Joan Ganz Cooney is the founder of the Children’s Television Workshop, the organization that has created educational programming for your children’s television for more than three decades. Her best-known work is Sesame Street, an original children’s TV program that features beloved characters as Big Bird, Elmo, Oscar, and Bert and Ernie. “The show enjoyed such great popularity in the United States that a number of other countries developed their own versions.” Cooney was inducted into the National Women's Hall of Fame in 1998, and the Television Hall of Fame. With her creative vision and drive, Cooney revolutionized children??s television programming. In 1989, she received an Emmy Award for Lifetime Achievement and was awarded the Presidential Medal of Freedom in 1995 for her contributions to educational television. “As an education device, television has important strengths: it is accessible, it is cost effective, and it works.’’
Cooney is so memorable of her hard working. She is a pioneer in children’s TV programming, and also founded the Children’s Television Workshop (CTW). The first television series was the Sesame Street. Cooney work helped shape American society in so many ways. She received a grant from the Carnegie Corporation to study the impact of the educational programming on disadvantaged children. The success of Sesame Street helped its producer, Children's Television Workshop (CTW); create educational material in many forms. This even made Cooney one of the most respected educators in the United States. In 1995, she also received the Presidential Medal of Freedom, the highest honor the U.S. government can give to a civilian. When President Bill Clinton (1946- ) honored Cooney, he noted how she "has proven in living color that the powerful medium of television can be a tool … to help build young lives up rather than tear them down." Something that I learned about Joan Ganz Cooney that will inspire me in my own life was how determine she was. She never gave up she accomplished her dreams and also did something for the children when she came out with the first television series Sesame Street. This motivated me to go after my dreams to become a pediatrician doctor. To experience that feeling knowing you help that child is the best feeling in the world and that is the favor that I want to return to the youth someday.

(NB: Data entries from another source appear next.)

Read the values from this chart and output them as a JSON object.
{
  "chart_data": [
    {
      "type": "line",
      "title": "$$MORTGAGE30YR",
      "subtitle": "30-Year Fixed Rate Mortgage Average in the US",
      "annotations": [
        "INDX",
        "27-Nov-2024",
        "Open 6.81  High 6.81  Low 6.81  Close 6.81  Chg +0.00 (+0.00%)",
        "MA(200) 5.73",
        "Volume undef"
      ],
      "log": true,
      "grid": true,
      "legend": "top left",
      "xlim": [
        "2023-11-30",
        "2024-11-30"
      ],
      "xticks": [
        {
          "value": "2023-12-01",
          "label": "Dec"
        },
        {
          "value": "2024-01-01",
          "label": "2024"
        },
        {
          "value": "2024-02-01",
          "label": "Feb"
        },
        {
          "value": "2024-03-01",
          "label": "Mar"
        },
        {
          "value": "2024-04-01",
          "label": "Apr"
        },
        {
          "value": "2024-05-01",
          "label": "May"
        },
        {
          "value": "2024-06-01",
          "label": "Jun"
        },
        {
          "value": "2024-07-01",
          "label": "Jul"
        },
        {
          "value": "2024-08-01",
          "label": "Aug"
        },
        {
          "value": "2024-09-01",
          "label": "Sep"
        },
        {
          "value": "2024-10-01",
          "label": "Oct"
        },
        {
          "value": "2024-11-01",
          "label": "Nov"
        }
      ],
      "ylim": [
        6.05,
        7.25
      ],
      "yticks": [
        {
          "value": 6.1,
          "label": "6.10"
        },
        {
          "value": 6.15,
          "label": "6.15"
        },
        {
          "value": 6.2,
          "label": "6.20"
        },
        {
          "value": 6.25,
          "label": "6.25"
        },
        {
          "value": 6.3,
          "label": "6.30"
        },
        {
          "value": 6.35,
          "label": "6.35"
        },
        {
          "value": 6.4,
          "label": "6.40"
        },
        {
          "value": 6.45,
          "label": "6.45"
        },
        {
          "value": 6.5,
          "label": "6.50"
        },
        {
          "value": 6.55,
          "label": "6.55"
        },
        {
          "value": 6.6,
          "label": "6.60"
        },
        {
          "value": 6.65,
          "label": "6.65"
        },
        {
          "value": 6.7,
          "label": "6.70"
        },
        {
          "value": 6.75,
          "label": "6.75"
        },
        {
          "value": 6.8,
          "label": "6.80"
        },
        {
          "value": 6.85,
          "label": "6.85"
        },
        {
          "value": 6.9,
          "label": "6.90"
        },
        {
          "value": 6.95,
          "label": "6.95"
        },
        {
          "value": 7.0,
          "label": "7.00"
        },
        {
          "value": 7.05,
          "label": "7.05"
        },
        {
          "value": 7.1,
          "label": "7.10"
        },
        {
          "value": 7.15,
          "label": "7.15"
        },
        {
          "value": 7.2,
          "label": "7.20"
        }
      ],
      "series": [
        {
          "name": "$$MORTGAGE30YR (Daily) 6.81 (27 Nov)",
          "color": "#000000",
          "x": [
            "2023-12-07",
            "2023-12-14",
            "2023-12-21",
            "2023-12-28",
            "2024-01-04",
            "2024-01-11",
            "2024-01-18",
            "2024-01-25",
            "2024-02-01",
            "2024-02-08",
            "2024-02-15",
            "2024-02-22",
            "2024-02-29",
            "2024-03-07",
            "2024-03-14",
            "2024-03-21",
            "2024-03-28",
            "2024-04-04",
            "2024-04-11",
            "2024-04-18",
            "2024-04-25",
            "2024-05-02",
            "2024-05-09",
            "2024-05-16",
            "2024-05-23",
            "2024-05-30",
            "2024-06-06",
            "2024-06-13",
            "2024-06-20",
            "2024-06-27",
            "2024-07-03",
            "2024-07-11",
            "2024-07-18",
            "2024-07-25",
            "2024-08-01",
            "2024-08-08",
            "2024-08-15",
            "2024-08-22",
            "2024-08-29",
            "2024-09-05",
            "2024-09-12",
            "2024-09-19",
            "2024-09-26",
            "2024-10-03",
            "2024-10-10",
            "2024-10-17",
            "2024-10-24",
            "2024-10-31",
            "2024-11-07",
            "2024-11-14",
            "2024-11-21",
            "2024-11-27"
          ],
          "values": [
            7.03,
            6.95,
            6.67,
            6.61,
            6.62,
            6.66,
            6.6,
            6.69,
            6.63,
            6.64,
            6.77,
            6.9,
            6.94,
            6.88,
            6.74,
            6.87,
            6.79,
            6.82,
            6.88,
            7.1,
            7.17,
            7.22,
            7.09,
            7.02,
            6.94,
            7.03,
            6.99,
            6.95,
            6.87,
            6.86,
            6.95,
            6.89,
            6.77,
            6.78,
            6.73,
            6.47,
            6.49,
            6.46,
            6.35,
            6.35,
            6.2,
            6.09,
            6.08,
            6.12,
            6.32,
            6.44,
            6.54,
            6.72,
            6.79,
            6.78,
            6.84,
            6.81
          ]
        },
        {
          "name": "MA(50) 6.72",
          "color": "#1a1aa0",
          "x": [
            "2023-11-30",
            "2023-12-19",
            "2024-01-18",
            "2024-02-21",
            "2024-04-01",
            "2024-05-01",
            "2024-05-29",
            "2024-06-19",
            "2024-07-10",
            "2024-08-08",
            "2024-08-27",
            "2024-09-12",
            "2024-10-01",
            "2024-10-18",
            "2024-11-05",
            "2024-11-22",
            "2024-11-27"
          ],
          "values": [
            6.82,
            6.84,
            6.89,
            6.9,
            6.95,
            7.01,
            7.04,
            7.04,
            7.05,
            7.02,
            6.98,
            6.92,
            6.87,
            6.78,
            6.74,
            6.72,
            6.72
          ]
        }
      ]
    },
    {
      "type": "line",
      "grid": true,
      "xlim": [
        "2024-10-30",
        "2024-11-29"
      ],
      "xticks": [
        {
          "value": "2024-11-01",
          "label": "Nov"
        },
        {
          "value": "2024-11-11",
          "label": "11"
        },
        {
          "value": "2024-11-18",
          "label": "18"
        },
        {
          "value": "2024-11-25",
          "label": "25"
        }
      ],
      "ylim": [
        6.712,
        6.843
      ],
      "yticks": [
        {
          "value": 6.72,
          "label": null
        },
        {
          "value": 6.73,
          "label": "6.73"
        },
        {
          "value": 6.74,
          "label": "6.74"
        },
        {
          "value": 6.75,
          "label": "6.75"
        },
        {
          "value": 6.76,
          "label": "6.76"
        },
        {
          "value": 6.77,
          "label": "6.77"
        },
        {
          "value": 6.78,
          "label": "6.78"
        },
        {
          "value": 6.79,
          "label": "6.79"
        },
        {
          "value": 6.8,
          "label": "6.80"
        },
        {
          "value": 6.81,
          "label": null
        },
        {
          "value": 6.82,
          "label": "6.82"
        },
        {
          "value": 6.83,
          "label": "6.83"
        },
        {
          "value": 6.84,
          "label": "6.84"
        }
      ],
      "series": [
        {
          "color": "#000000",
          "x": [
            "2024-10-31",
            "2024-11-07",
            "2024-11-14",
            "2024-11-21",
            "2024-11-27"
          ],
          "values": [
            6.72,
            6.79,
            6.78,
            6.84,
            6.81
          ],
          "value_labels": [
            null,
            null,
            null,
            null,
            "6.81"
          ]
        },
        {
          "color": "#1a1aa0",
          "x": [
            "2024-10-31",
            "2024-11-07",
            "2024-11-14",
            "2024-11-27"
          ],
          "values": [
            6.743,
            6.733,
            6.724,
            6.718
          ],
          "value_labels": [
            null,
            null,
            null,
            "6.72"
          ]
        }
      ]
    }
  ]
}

Joan Ganz Cooney follows the “HUNT” in various ways for example
- H -After high school, Ganz enrolled at a Catholic college in California, and then transferred to the University of Arizona. She graduated in 1951 with a degree in education.
- U- Headed east, taking a job in publicity in New York for the National Broadcasting Company.
- N- She began doing publicity for a popular dramatic series, The United States Steel Hour, a position she held for seven years.
- T- A job making documentaries for WNDT, the public television station in New York.